THE Renward Wells‘ $625 million contract signing with a company called Stellar Waste-To-Energy Bahamas Ltd to build a waste to energy facility in New Providence’s landfill has dragged on since early July last year — but still without a satisfactory resolution.
The problem is that Mr Wells, then parliamentary secretary in the Ministry of Works, had no authority to sign any contract even though it was only a letter of intent which bound neither side. But sign it he did without Cabinet approval. The Opposition — and the general public — wanted an explanation. Who gave him authority?

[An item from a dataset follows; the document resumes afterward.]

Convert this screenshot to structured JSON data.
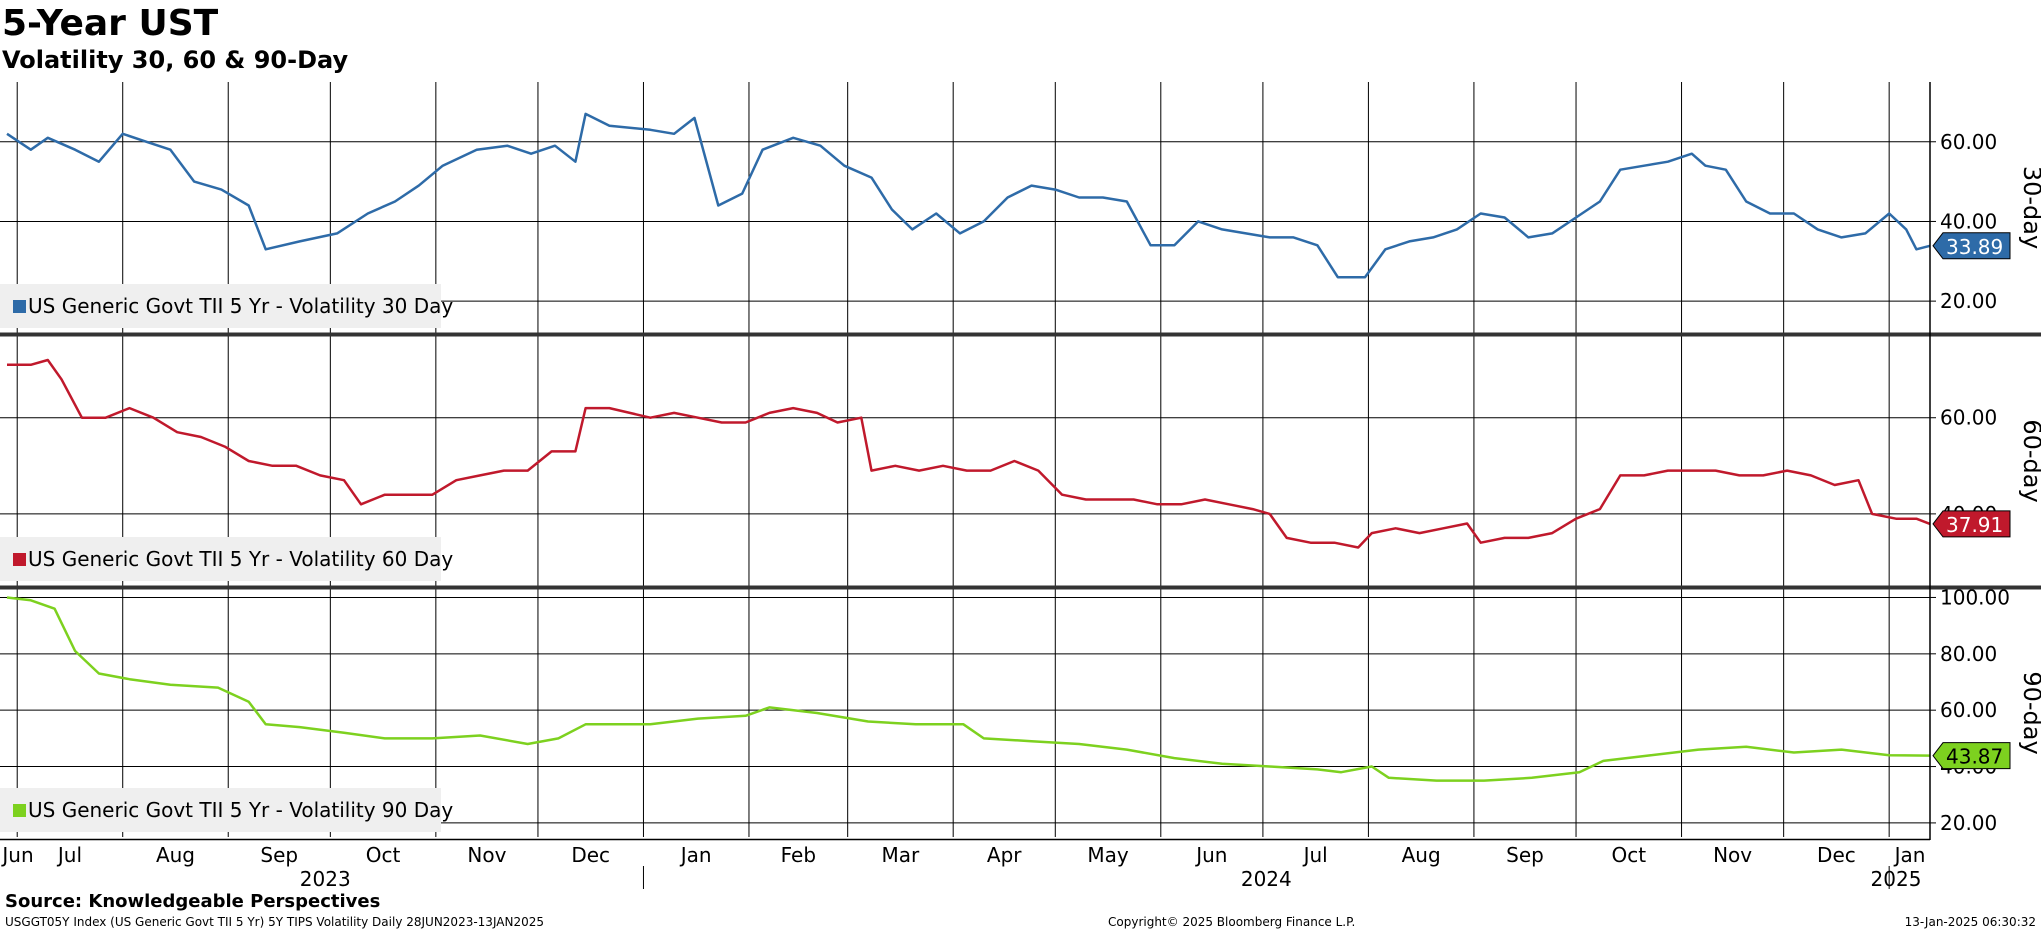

By September, the controversy had been reduced to a game of verbal ping-pong, one side demanding to know who directed Mr Wells to sign — most Bahamians are satisfied that he had a directive from a higher authority — and government spokesmen making all kinds of noises of surprise that hung poor Mr Wells out to dry. Eventually, Deputy Prime Minister “Brave” Davis, then acting prime minister, said that as soon as Prime Minister Christie returned from a UN meeting in New York on climate change, “something” would be done and the “consequences will be known shortly”.
The whole matter was intertwined with political drama with Dr Andre Rollins, a young Turk with problems of his own, threatening to expose the identities of those involved in the letter-of-intent controversy, if his friend Renward Wells were fired over the issue. Of course, no PLP controversy would be of interest if “Big, Bad Brad” did not add his two cents. “Put up or shut up!” PLP chairman Bradley Roberts told Dr Rollins. Describing Dr Rollins as “egomaniacal”, Mr Roberts told him to “shut the hell up”.

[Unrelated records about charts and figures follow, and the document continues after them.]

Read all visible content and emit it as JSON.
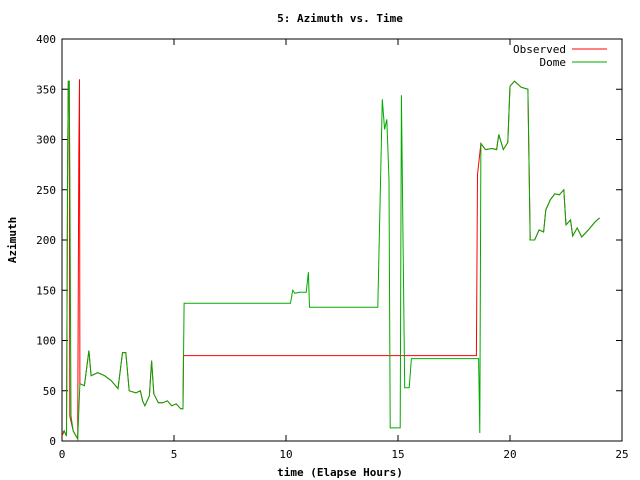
{
  "chart_data": {
    "type": "line",
    "title": "5: Azimuth vs. Time",
    "xlabel": "time (Elapse Hours)",
    "ylabel": "Azimuth",
    "xlim": [
      0,
      25
    ],
    "ylim": [
      0,
      400
    ],
    "x_ticks": [
      0,
      5,
      10,
      15,
      20,
      25
    ],
    "y_ticks": [
      0,
      50,
      100,
      150,
      200,
      250,
      300,
      350,
      400
    ],
    "grid": false,
    "legend_position": "top-right",
    "series": [
      {
        "name": "Observed",
        "color": "#ff0000",
        "points": [
          [
            0,
            5
          ],
          [
            0.1,
            10
          ],
          [
            0.2,
            5
          ],
          [
            0.25,
            270
          ],
          [
            0.28,
            358
          ],
          [
            0.32,
            358
          ],
          [
            0.35,
            25
          ],
          [
            0.5,
            10
          ],
          [
            0.7,
            2
          ],
          [
            0.75,
            285
          ],
          [
            0.78,
            360
          ],
          [
            0.8,
            57
          ],
          [
            1.0,
            55
          ],
          [
            1.2,
            90
          ],
          [
            1.3,
            65
          ],
          [
            1.6,
            68
          ],
          [
            1.9,
            65
          ],
          [
            2.2,
            60
          ],
          [
            2.5,
            52
          ],
          [
            2.7,
            88
          ],
          [
            2.85,
            88
          ],
          [
            3.0,
            50
          ],
          [
            3.3,
            48
          ],
          [
            3.5,
            50
          ],
          [
            3.6,
            40
          ],
          [
            3.7,
            35
          ],
          [
            3.9,
            45
          ],
          [
            4.0,
            80
          ],
          [
            4.1,
            47
          ],
          [
            4.3,
            38
          ],
          [
            4.5,
            38
          ],
          [
            4.7,
            40
          ],
          [
            4.9,
            35
          ],
          [
            5.1,
            37
          ],
          [
            5.3,
            32
          ],
          [
            5.4,
            32
          ],
          [
            5.42,
            85
          ],
          [
            18.5,
            85
          ],
          [
            18.55,
            265
          ],
          [
            18.7,
            296
          ],
          [
            18.9,
            290
          ],
          [
            19.2,
            291
          ],
          [
            19.4,
            290
          ],
          [
            19.5,
            305
          ],
          [
            19.7,
            290
          ],
          [
            19.9,
            297
          ],
          [
            20.0,
            353
          ],
          [
            20.2,
            358
          ],
          [
            20.5,
            352
          ],
          [
            20.8,
            350
          ],
          [
            20.9,
            200
          ],
          [
            21.1,
            200
          ],
          [
            21.3,
            210
          ],
          [
            21.5,
            208
          ],
          [
            21.6,
            230
          ],
          [
            21.8,
            240
          ],
          [
            22.0,
            246
          ],
          [
            22.2,
            245
          ],
          [
            22.4,
            250
          ],
          [
            22.5,
            215
          ],
          [
            22.7,
            220
          ],
          [
            22.8,
            204
          ],
          [
            23.0,
            212
          ],
          [
            23.2,
            203
          ],
          [
            23.5,
            210
          ],
          [
            23.8,
            218
          ],
          [
            24.0,
            222
          ]
        ]
      },
      {
        "name": "Dome",
        "color": "#00aa00",
        "points": [
          [
            0,
            8
          ],
          [
            0.1,
            10
          ],
          [
            0.2,
            5
          ],
          [
            0.25,
            270
          ],
          [
            0.28,
            358
          ],
          [
            0.32,
            358
          ],
          [
            0.35,
            275
          ],
          [
            0.4,
            25
          ],
          [
            0.5,
            10
          ],
          [
            0.7,
            2
          ],
          [
            0.8,
            57
          ],
          [
            1.0,
            55
          ],
          [
            1.2,
            90
          ],
          [
            1.3,
            65
          ],
          [
            1.6,
            68
          ],
          [
            1.9,
            65
          ],
          [
            2.2,
            60
          ],
          [
            2.5,
            52
          ],
          [
            2.7,
            88
          ],
          [
            2.85,
            88
          ],
          [
            3.0,
            50
          ],
          [
            3.3,
            48
          ],
          [
            3.5,
            50
          ],
          [
            3.6,
            40
          ],
          [
            3.7,
            35
          ],
          [
            3.9,
            45
          ],
          [
            4.0,
            80
          ],
          [
            4.1,
            47
          ],
          [
            4.3,
            38
          ],
          [
            4.5,
            38
          ],
          [
            4.7,
            40
          ],
          [
            4.9,
            35
          ],
          [
            5.1,
            37
          ],
          [
            5.3,
            32
          ],
          [
            5.4,
            32
          ],
          [
            5.45,
            137
          ],
          [
            10.2,
            137
          ],
          [
            10.3,
            150
          ],
          [
            10.4,
            147
          ],
          [
            10.6,
            148
          ],
          [
            10.9,
            148
          ],
          [
            11.0,
            168
          ],
          [
            11.05,
            133
          ],
          [
            13.9,
            133
          ],
          [
            14.1,
            133
          ],
          [
            14.3,
            340
          ],
          [
            14.4,
            310
          ],
          [
            14.5,
            320
          ],
          [
            14.6,
            260
          ],
          [
            14.65,
            13
          ],
          [
            15.1,
            13
          ],
          [
            15.15,
            344
          ],
          [
            15.3,
            53
          ],
          [
            15.5,
            53
          ],
          [
            15.6,
            82
          ],
          [
            18.6,
            82
          ],
          [
            18.65,
            8
          ],
          [
            18.7,
            296
          ],
          [
            18.9,
            290
          ],
          [
            19.2,
            291
          ],
          [
            19.4,
            290
          ],
          [
            19.5,
            305
          ],
          [
            19.7,
            290
          ],
          [
            19.9,
            297
          ],
          [
            20.0,
            353
          ],
          [
            20.2,
            358
          ],
          [
            20.5,
            352
          ],
          [
            20.8,
            350
          ],
          [
            20.9,
            200
          ],
          [
            21.1,
            200
          ],
          [
            21.3,
            210
          ],
          [
            21.5,
            208
          ],
          [
            21.6,
            230
          ],
          [
            21.8,
            240
          ],
          [
            22.0,
            246
          ],
          [
            22.2,
            245
          ],
          [
            22.4,
            250
          ],
          [
            22.5,
            215
          ],
          [
            22.7,
            220
          ],
          [
            22.8,
            204
          ],
          [
            23.0,
            212
          ],
          [
            23.2,
            203
          ],
          [
            23.5,
            210
          ],
          [
            23.8,
            218
          ],
          [
            24.0,
            222
          ]
        ]
      }
    ]
  }
}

Last night, appearing before a disciplinary board of his political peers, it was decided not to go through with the plan to suspend Dr Rollins from the party. For this once, the young dentist would be allowed to slide, although we are satisfied that behind the scenes he was read the riot act. However, from his earlier pronouncements, we don’t think Dr Rollins will be able to follow Bradley Roberts’ advice and “shut the hell up”.
The Wells matter dragged on with Mr Christie on his return from New York telling reporters that he had ordered a probe into the issue and that he planned to address it “imminently”.
That was last year, but as far as Mr Christie is concerned, mum’s the word. In the end, firing day came for Mr Wells, but his political executioner was Mr Davis, not Mr Christie. Mr Christie is yet to speak on the matter.
However, in November, Mr Wells broke his silence explaining that he had signed the Letter of Intent — without Cabinet approval — for the “good of the people.”
Last week, he stood before the House – two months after being fired from his Cabinet post – and said that he had signed the letter without Cabinet approval so that the company would “carry out studies” free of charge to present to Cabinet.
Very few believed his story, because it was so simple that if it had been the whole truth, people questioned why it took him so long to tell it.
Montagu MP Richard Lightbourn, for example, rejected the explanation. Prime Minister Christie, he said, “owes” the Bahamian people an explanation because Mr Wells’ explanation “doesn’t hold water”.
While we agree with that assessment, we are concerned at how business appears to be done in the Bahamas.
Was this company led to believe that by Mr Wells giving it a signed letter of intent, government intended to do business with it and that — if the owners spent money on assessment studies – their company stood at the front of the line to win the contract? Mr Wells explained that he signed the document so that Stellar would have approval from Cabinet to conduct several environmental studies, at no cost to the government, for its proposal to build a waste-to-energy plant at the landfill.
“In order to build a waste to energy plant, you need studies – front end load studies,” he told the House. “All that means is I am going to do the necessary research to make sure that when I build my plant I would not have made mistakes, I would know how much electricity I can generate and where I put the plant, the sub stations, whether the grid can handle it, all of these things must be studied,” he said.
“But before you do any of that, the first thing you have to study is the garbage. So Stellar did an initial study, but you need at least three studies and in this Letter of Intent, Mr Speaker, these studies are what was mentioned and what it was all about. Simply doing the studies and providing the government with better information free of charge, but before they could do that they needed to go get permission from the Cabinet of the Bahamas via a national consultant.
“So what I was doing was sending them to the Cabinet of the Bahamas, that’s it. They cannot do anything without Cabinet’s approval. So I sent them on to do a study to see what was possible. As an engineer, I already know what was possible. Rather than the government spending millions doing the studies, if someone else wants to go ahead and do it, you let them do the studies and share the information.”
Is this how we hoodwink our investors? In other words, the Letter of Intent was the go-ahead to do the studies, making the investors believe that it guaranteed that the contract would be accepted in the end? Was this company duped into spending this money to save the Bahamas government further expenditure? No wonder there is all this unfavourable chatter among investors about doing business in the Bahamas — they all seem to know that they have to tip-toe in, but at all times watch their back.